The filter has gotten so big, and so clogged, I am experiencing writers block.  A big blocked filter.

Which brings me back to this angel girl.  There was a day I would have written odes and poetry of her lovey ways.  I would have gushed and mushed all about her.

But I am aware, these days more than ever, of women who have waited and wanted and held in their hearts a little cradle that has remained still empty.  Whether from loss of life or health, or loss of opportunity, their arms are empty.  


Then I think about authenticity.  How can any of us be our true selves if we worry about things in this way?  How, if we fear that living our lives fully may offend another, can we become the people we were meant to be?

I remember Francine once telling me that being our authentic selves helps others to find their authentic voice.  I know that when I meet someone who can move through the world gently, doing what they do well with power and grace, I feel so inspired.  I don't think it is all or nothing (though my thinking tends to go that way).  I don't believe that you must be abrasive or offensive in order to be your best and most real you.  And I don' think we must hide our candle under a bushel so that we don't offend the people around us that are using a lamp or a flashlight.

So I'm going to work on being okay with being me.
I hope I can do it gently, and not hurt others along the way.


It is what I would want for her.  



1 comment:

eep said...

Good heavens, Adam is 18??!?
I was recently thinking about something I heard about writing a memoir, "remember that you are the narrator, not the protagonist." I've been a bit blog-stuck in the past year or so, and so made that my mantra to try to feel my way back into blogging.

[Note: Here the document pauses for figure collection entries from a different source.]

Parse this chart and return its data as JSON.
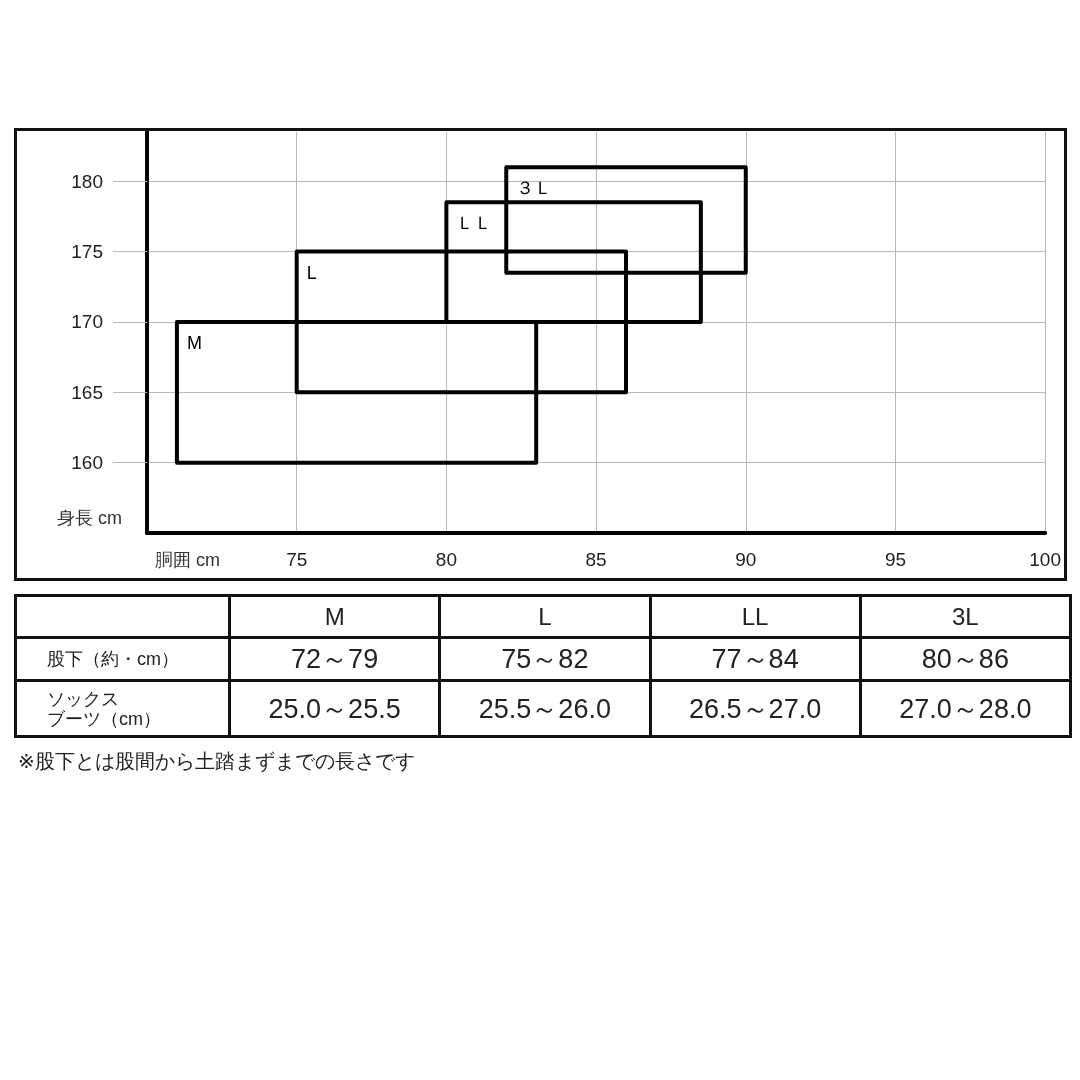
{
  "chart_data": [
    {
      "type": "line",
      "xlabel": "胴囲 cm",
      "ylabel": "身長 cm",
      "series": [
        {
          "name": "M",
          "color": "#000000",
          "x": [
            71,
            83,
            83,
            71,
            71
          ],
          "values": [
            170,
            170,
            160,
            160,
            170
          ]
        },
        {
          "name": "L",
          "color": "#000000",
          "x": [
            75,
            86,
            86,
            75,
            75
          ],
          "values": [
            175,
            175,
            165,
            165,
            175
          ]
        },
        {
          "name": "ＬＬ",
          "color": "#000000",
          "x": [
            80,
            88.5,
            88.5,
            80,
            80
          ],
          "values": [
            178.5,
            178.5,
            170,
            170,
            178.5
          ]
        },
        {
          "name": "３Ｌ",
          "color": "#000000",
          "x": [
            82,
            90,
            90,
            82,
            82
          ],
          "values": [
            181,
            181,
            173.5,
            173.5,
            181
          ]
        }
      ],
      "xlim": [
        70,
        100
      ],
      "ylim": [
        155,
        183.5
      ],
      "xticks": [
        75,
        80,
        85,
        90,
        95,
        100
      ],
      "yticks": [
        160,
        165,
        170,
        175,
        180
      ],
      "grid": true,
      "marker": "none",
      "line_style": "solid"
    },
    {
      "type": "other",
      "categories": [
        "M",
        "L",
        "LL",
        "3L"
      ],
      "y_categories": [
        "股下（約・cm）",
        "ソックスブーツ（cm）"
      ],
      "cell_labels": [
        [
          "72～79",
          "75～82",
          "77～84",
          "80～86"
        ],
        [
          "25.0～25.5",
          "25.5～26.0",
          "26.5～27.0",
          "27.0～28.0"
        ]
      ],
      "annotations": [
        "※股下とは股間から土踏まずまでの長さです"
      ]
    }
  ]
}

It really is tricky given how polemic so many things seem to have become. Thanks for sharing this glimpse of your life - I think you found me through the Lost and Found when I was dealing with VBAC and pre-e stuff, and I never thought I'd connect across the ether with a Mormon artist/ mom-blogger but my life would have been the poorer for that. You are a lovely person and I enjoy keeping up with what's going on in your life!